“I hope not,” said the Doctor, sadly and gravely.

I said I was sorry for having made a jest upon his favourite doctrine of repentance and restoration of sinners, which he seemed always both to preach and to practice.

“Do I? Perhaps. Do you not think it's very much, needed in this world?”

I said, I had not lived long enough in the world to find out.

“I forgot how young you were.”

He had once, in his direct way, asked my age, and I had told him, much disposed likewise to return the question, but was afraid. Sometimes I feel quite at home with him, as if I could say anything to him, and then again he makes me, not actually afraid—thank goodness, I never was afraid of any man yet, and hope I never shall be—but shy and quiet. I suppose it is because he is so very good; because in his presence my little follies and wickednesses hide their heads. I cease perplexing myself about them, or about myself at all, and only think—not of him so much as of something higher and better than either him or me. Surely this cannot be wrong.

The bee question settled, we sat down, silent, listening to the rain pattering on the glass roof of the greenhouse. It was rather a dreary day. I began thinking of Lisabel's leaving more than was good for me; and, with that penetrative kindness which I have often noticed in him, Doctor Urquhart turned my sad thoughts away, by various information about Treherne Court, and the new relations of our Lisa—not many. I said, “happily, she would have neither brother or sister-in-law.”
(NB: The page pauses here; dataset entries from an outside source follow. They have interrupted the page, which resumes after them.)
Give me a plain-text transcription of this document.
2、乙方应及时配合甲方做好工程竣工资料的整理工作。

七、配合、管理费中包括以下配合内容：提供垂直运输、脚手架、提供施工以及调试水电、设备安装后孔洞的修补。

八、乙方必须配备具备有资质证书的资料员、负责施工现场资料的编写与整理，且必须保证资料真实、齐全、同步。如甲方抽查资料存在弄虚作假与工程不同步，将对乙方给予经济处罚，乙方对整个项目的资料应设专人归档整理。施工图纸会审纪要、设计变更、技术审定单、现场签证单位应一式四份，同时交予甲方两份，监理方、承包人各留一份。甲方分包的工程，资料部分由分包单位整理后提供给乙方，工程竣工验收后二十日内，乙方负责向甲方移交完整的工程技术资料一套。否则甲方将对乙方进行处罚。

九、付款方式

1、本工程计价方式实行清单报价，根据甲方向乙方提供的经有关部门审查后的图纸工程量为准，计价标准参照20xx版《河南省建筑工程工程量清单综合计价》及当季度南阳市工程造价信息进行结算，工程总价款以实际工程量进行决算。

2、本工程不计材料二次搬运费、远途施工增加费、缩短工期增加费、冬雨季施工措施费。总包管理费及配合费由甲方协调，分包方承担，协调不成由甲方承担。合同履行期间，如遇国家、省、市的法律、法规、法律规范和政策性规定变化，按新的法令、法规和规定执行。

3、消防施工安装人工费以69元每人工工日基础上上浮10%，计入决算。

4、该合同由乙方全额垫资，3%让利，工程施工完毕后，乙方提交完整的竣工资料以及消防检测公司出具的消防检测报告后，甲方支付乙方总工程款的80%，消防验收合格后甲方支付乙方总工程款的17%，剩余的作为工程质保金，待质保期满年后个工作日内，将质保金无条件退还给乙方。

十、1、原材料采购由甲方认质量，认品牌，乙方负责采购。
“Happily! You cannot be in earnest?”

I half wished I had not been, and yet I could not but speak my mind—that brothers and sisters, in law or in blood, were often anything but a blessing.

“I must emphatically differ from you there. I think it is, with few exceptional cases, the greatest misfortune to be an only child. Few are so naturally good, or reared under such favourable circumstances, that such a position does not do them harm. A lonely childhood and youth may make a great man, a good man, but it rarely makes a happy man. Better all the tussles and troubles of family life, where the angles of character are rubbed off, and its inclinations to morbidness, sensitiveness, and egotism knocked down. I think it is a great wonder to see Treherne such a good fellow as he is, considering he has been an only child.”